The Iranian Cyber Army

Jul 12, 2011

By Alex Lukich

The Iranian government’s cyber intentions and capabilities seem to be congruent to that of its military.  The Iranian Cyber Army (IRA) has yet to be officially recognized as an Iranian entity, but many qualities and characteristics run parallel with how the Iranian military has been directed in recent years.   The attempted oppression of the pro-democratic Green Movement in Iran, political retribution against US organizations for critical reports, and intrusion of technologies supportive of freedom of expression are all acts in accordance to the current Iranian military vision.    The hacking of various government and business sector websites has been the ICA’s primary method of generating international awareness of its presence, but the simple manner in which it accomplishes its cyber hacks and the insignificant targets it has chosen suggests that the group is undeveloped.  This seemingly rudimentary organization replicates the Iranian military in that their technology is considerably inferior to that of the world’s most powerful nations, and Iran continues to be generations behind developing equivalent modern warfare.  The ICA may have accomplished hacks on prominent international websites, but these short-lived, insignificant invasions are testaments to the inferior capabilities of the Iranian cyber program.

Some doubt exists that Iranians are the operators of the ICA, and that Russian hackers are the true developers.   This claim seems unlikely given that Russian hackers are thought to be some of the best in the world.  Two of the most substantial instances of hacking to date were those performed by the Russians against Estonia and Georgia.  Russia has demonstrated its cyber capabilities are among the best in the world along with the United States and China, thus the methods used by the ICA to hack Twitter, Baidu, and Voice of America do not seem to reflect this acumen.  The ICA’s hacks did not penetrate any of the networks, but rather compromised an outside system that contained domain name server information.  Once they acquired control of the server, the ICA redirected traffic away from their intended destination to a page created by the hackers.   In the end, these hacks were corrected by the sites, and the disturbance was held to a minimum.  These hacks were nothing more than a disruption, no classified information was acquired, no money was stolen, and no technology was retrieved.  This indicates an inexperienced and untrained organization.

Interestingly enough, the ICA began to make its presence known in late 2009, after evidence of the Stuxnet virus began to surface in Iranian nuclear facilities.  Perhaps Iran and the Islamic Revolutionary Guard Corps (IRGC) witnessed the effects of the newest form of international espionage and warfare, and realized they needed to become a player in the game.  Similar to how the Armed Forces of the Islamic Republic have mimicked and incorporated technologies and tactics of their enemies in the past, the Iranians are pursuing the indigenous development of a cyber program to use against their adversaries in the West.*  

The Armed Forces of the Islamic Republic and the IRGC have not claimed ownership of the ICA, in accordance to their typical behavior for much of their programs and actions, but it can also be attributed to their denial of a vastly inferior cyber capabilities.  These hacks are relatively harmless political messages and there have been no indications for potential threat escalation from the ICA.  Simply put, the hacks on Twitter, Baidu, and Voice of America are trial runs for the upstart ICA.  Given the dedication Iran has put towards its filtering and regulating of the internet, the international cyber community should remain observant of the progress of the ICA in order to track its abilities.

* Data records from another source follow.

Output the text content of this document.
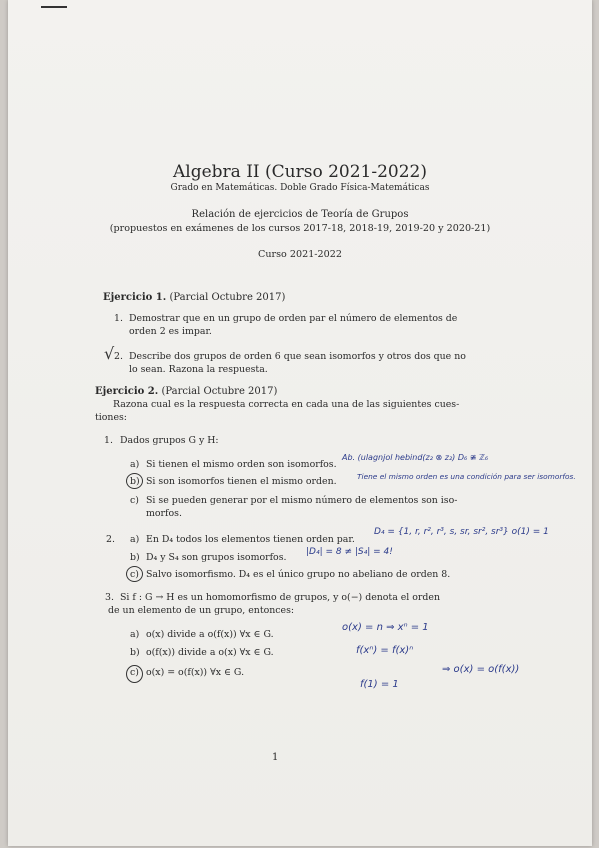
Algebra II (Curso 2021-2022)
Grado en Matemáticas. Doble Grado Física-Matemáticas
Relación de ejercicios de Teoría de Grupos
(propuestos en exámenes de los cursos 2017-18, 2018-19, 2019-20 y 2020-21)
Curso 2021-2022
Ejercicio 1. (Parcial Octubre 2017)
1. Demostrar que en un grupo de orden par el número de elementos de
orden 2 es impar.
√ 2. Describe dos grupos de orden 6 que sean isomorfos y otros dos que no
lo sean. Razona la respuesta.
Ejercicio 2. (Parcial Octubre 2017)
Razona cual es la respuesta correcta en cada una de las siguientes cues-
tiones:
1. Dados grupos G y H:
a) Si tienen el mismo orden son isomorfos.
Ab. (ulagnjol hebind(z₂ ⊗ z₂) D₆ ≇ ℤ₆
b) Si son isomorfos tienen el mismo orden.	Tiene el mismo orden es una condición para ser isomorfos.
c) Si se pueden generar por el mismo número de elementos son iso-
morfos.
2. a) En D₄ todos los elementos tienen orden par.
D₄ = {1, r, r², r³, s, sr, sr², sr³} o(1) = 1
b) D₄ y S₄ son grupos isomorfos. |D₄| = 8 ≠ |S₄| = 4!
c) Salvo isomorfismo. D₄ es el único grupo no abeliano de orden 8.
3. Si f : G → H es un homomorfismo de grupos, y o(−) denota el orden
de un elemento de un grupo, entonces:
a) o(x) divide a o(f(x)) ∀x ∈ G.
o(x) = n ⇒ xⁿ = 1
b) o(f(x)) divide a o(x) ∀x ∈ G.	f(xⁿ) = f(x)ⁿ
c) o(x) = o(f(x)) ∀x ∈ G.	⇒ o(x) = o(f(x))
f(1) = 1
1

It can be expected with great confidence that Iran will continue to develop its cyber programs within the military and private sector in order to better defend itself from another cyberweapon such as Stuxnet.  The IRGC has proven to be a very responsive military branch that remains accountable for both internal regulation and external opposition, thus the continuation of support for ICA hacking will remain integral to Iranian cyber security. 


* See Connell, Michael.  “Iran’s Military Doctrine.” The Institute of Peace. “The Iranians continue to use U.S. (air) training manuals and employ U.S. tactics—a legacy of U.S.-Iranian military exchanges during the shah’s rule.”  “Many aircraft in the IRIAF’s inventory, including mainstays such as the F-14A and the F-4D, were supplied by the United States before the 1979 revolution.”  “Iran has managed to acquire several batteries of the advanced Tor-M1 medium altitude SAM system from the Russians.”  Iran initiated its own ballistic missile program, beginning with the initial shipment of a limited number of SCUD-B missiles from Libya.”